By anon1003202 — On May 20, 2020

Yes, clitoral erections happen in the morning, though their owners are not as aware of them. Testosterone levels (and other sex hormones) are highest in the early morning, in addition to the usual nocturnal REM arousals. Often in the morning I'm extremely aware of that engorged feeling and when I roll over on my husband, things progress quickly. Some people don't notice or enjoy that early morning feeling as much, but it's a natural and healthy sign of the 24 hour circadian rhythm and its effects on hormones, circulation and behavior.

By anon1003198 — On May 19, 2020

Why does my clitoral erection hurt? I have not had sex in 2 weeks.

By anon1002942 — On Mar 27, 2020

No women don't just get erections in the morning like men. Women get erections when they are sexually excited like men not because they need to go pee! I have a big clitoris and I have always had great orgasms and love it. I had been so embarrassed about it but now I experience great sex with men and now especially love women! I find women much more sexy than men and sex is more fun with women, as we know what we like!

By anon1001957 — On Aug 04, 2019

Women have erections too, but the clitoris doesn't become stiff like a penis. It is more like half-stiff erection.

By anon1001605 — On May 21, 2019

What can I do to enlarge my clitoral?

By anon997076 — On Nov 13, 2016

I would like to offer my experience with this topic. I am a man, so I will try to remain objective, and not veer into obscenity.

I was married to a woman in Las Vegas. I'd been really pressuring her to allow me to perform orally on her, when at last she gave in. But not until she showed me why she'd been reluctant.

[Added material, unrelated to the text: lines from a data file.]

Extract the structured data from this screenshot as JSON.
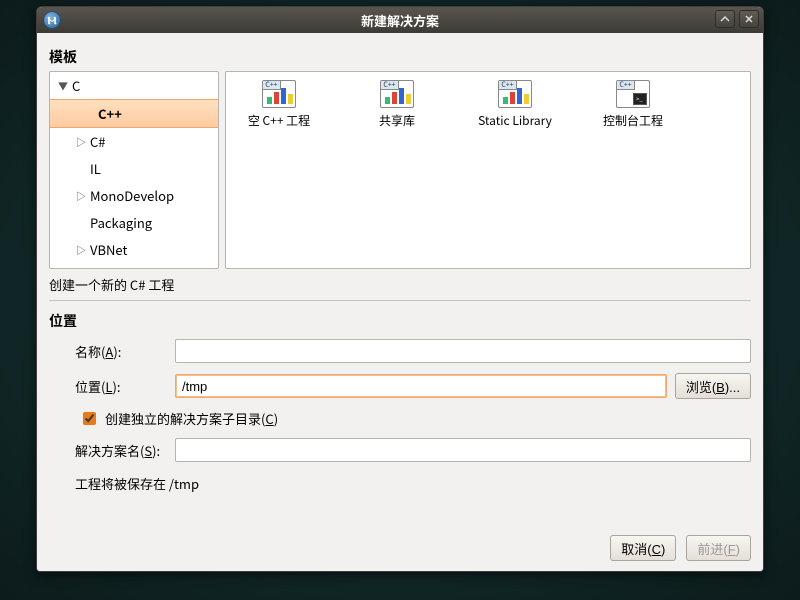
{
  "window": {
    "title": "新建解决方案"
  },
  "sections": {
    "template": "模板",
    "location": "位置"
  },
  "tree": {
    "items": [
      {
        "label": "C",
        "expander": "▼"
      },
      {
        "label": "C++"
      },
      {
        "label": "C#",
        "expander": "▷"
      },
      {
        "label": "IL"
      },
      {
        "label": "MonoDevelop",
        "expander": "▷"
      },
      {
        "label": "Packaging"
      },
      {
        "label": "VBNet",
        "expander": "▷"
      }
    ]
  },
  "templates": {
    "icon_tab": "C++",
    "items": [
      {
        "label": "空 C++ 工程"
      },
      {
        "label": "共享库"
      },
      {
        "label": "Static Library"
      },
      {
        "label": "控制台工程"
      }
    ],
    "description": "创建一个新的 C# 工程"
  },
  "form": {
    "name_label": "名称(",
    "name_accel": "A",
    "name_label_suffix": "):",
    "location_label": "位置(",
    "location_accel": "L",
    "location_label_suffix": "):",
    "location_value": "/tmp",
    "browse_label": "浏览(",
    "browse_accel": "B",
    "browse_suffix": ")...",
    "subdir_label": "创建独立的解决方案子目录(",
    "subdir_accel": "C",
    "subdir_suffix": ")",
    "subdir_checked": true,
    "solution_label": "解决方案名(",
    "solution_accel": "S",
    "solution_suffix": "):",
    "save_hint": "工程将被保存在 /tmp"
  },
  "footer": {
    "cancel_label": "取消(",
    "cancel_accel": "C",
    "cancel_suffix": ")",
    "forward_label": "前进(",
    "forward_accel": "F",
    "forward_suffix": ")"
  }
}
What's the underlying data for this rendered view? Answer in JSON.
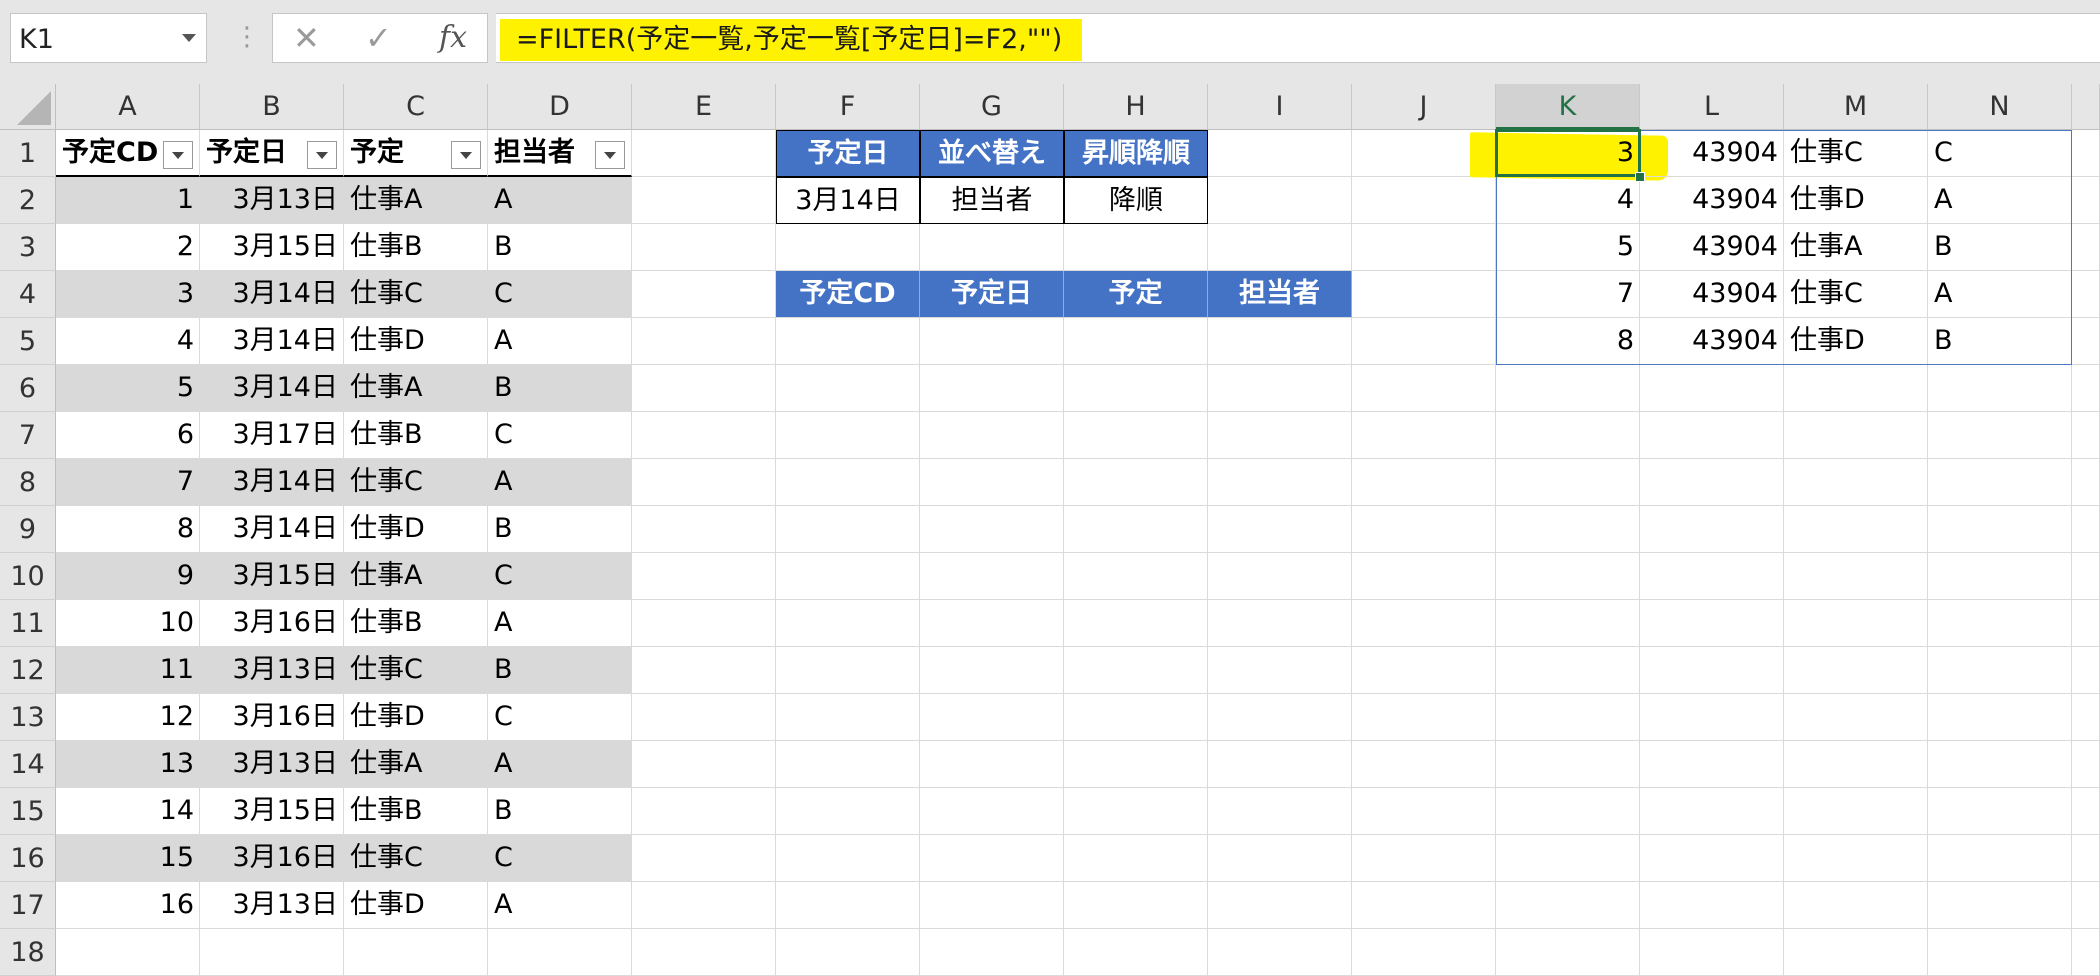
{
  "formula_bar": {
    "name_box": "K1",
    "separator": "⋮",
    "cancel_icon": "✕",
    "enter_icon": "✓",
    "fx_icon": "fx",
    "formula": "=FILTER(予定一覧,予定一覧[予定日]=F2,\"\")"
  },
  "columns": [
    "A",
    "B",
    "C",
    "D",
    "E",
    "F",
    "G",
    "H",
    "I",
    "J",
    "K",
    "L",
    "M",
    "N"
  ],
  "active_column": "K",
  "rows": [
    "1",
    "2",
    "3",
    "4",
    "5",
    "6",
    "7",
    "8",
    "9",
    "10",
    "11",
    "12",
    "13",
    "14",
    "15",
    "16",
    "17",
    "18"
  ],
  "table": {
    "headers": [
      "予定CD",
      "予定日",
      "予定",
      "担当者"
    ],
    "rows": [
      [
        "1",
        "3月13日",
        "仕事A",
        "A"
      ],
      [
        "2",
        "3月15日",
        "仕事B",
        "B"
      ],
      [
        "3",
        "3月14日",
        "仕事C",
        "C"
      ],
      [
        "4",
        "3月14日",
        "仕事D",
        "A"
      ],
      [
        "5",
        "3月14日",
        "仕事A",
        "B"
      ],
      [
        "6",
        "3月17日",
        "仕事B",
        "C"
      ],
      [
        "7",
        "3月14日",
        "仕事C",
        "A"
      ],
      [
        "8",
        "3月14日",
        "仕事D",
        "B"
      ],
      [
        "9",
        "3月15日",
        "仕事A",
        "C"
      ],
      [
        "10",
        "3月16日",
        "仕事B",
        "A"
      ],
      [
        "11",
        "3月13日",
        "仕事C",
        "B"
      ],
      [
        "12",
        "3月16日",
        "仕事D",
        "C"
      ],
      [
        "13",
        "3月13日",
        "仕事A",
        "A"
      ],
      [
        "14",
        "3月15日",
        "仕事B",
        "B"
      ],
      [
        "15",
        "3月16日",
        "仕事C",
        "C"
      ],
      [
        "16",
        "3月13日",
        "仕事D",
        "A"
      ]
    ]
  },
  "criteria": {
    "headers": [
      "予定日",
      "並べ替え",
      "昇順降順"
    ],
    "values": [
      "3月14日",
      "担当者",
      "降順"
    ]
  },
  "result_headers": [
    "予定CD",
    "予定日",
    "予定",
    "担当者"
  ],
  "spill": [
    [
      "3",
      "43904",
      "仕事C",
      "C"
    ],
    [
      "4",
      "43904",
      "仕事D",
      "A"
    ],
    [
      "5",
      "43904",
      "仕事A",
      "B"
    ],
    [
      "7",
      "43904",
      "仕事C",
      "A"
    ],
    [
      "8",
      "43904",
      "仕事D",
      "B"
    ]
  ],
  "colors": {
    "highlight": "#fff200",
    "table_header_blue": "#4472c4",
    "band_gray": "#d9d9d9",
    "active_green": "#217346"
  }
}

Her clitoris was enlarged, and the tip of it was the identical resemblance to a tiny penis-head; on the protruding end. It was so very sensitive that she was often not able to relax and reach orgasm. Against my reassurances, she was embarrassed nonetheless. I adored it.

So I thought that the clitoris is the female equivalent of the penis. I have no schooling on this, so what do I know? Since she did have a very aggressive feminine manner, I wondered if when she was a fetus in her mother's womb whether she were almost going to develop as a male, and then not.

But her clitoris would achieve erection, up to 1/2 inch, whenever she was really aroused.

I just thought I would add this to expand this dialogue. May I add that as a man I find the enlarged clitoris to be absolutely wonderful. I would encourage a woman with such to not be ashamed. I do miss her terribly.

By sexhysteria — On Dec 18, 2015

Clitoral erections are often spontaneous in childhood, as are penile erections in little boys. There is a hypothesis that excessive "inhibition" of self-stimulation and sex play in childhood causes neural pruning and atrophy of the relative brain area that controls clitoral function.

By anon971775 — On Sep 29, 2014

As the AM erection is because, in part, as the nervous system switches between sympathetic and autonomic, the erection(s) can occur. So, it stands to reason that the same might be true for women.

By anon926456 — On Jan 18, 2014

Good question. It's strange that there have been no other postings in this site. If it were about male genitalia, I am certain this would be a blog filled with answers!

By Axeleye — On Jan 14, 2014
Very interesting. Do clitoral erections occur in the morning? This is a common occurrence among men, so I was wondering if the same occurs in female sex organs.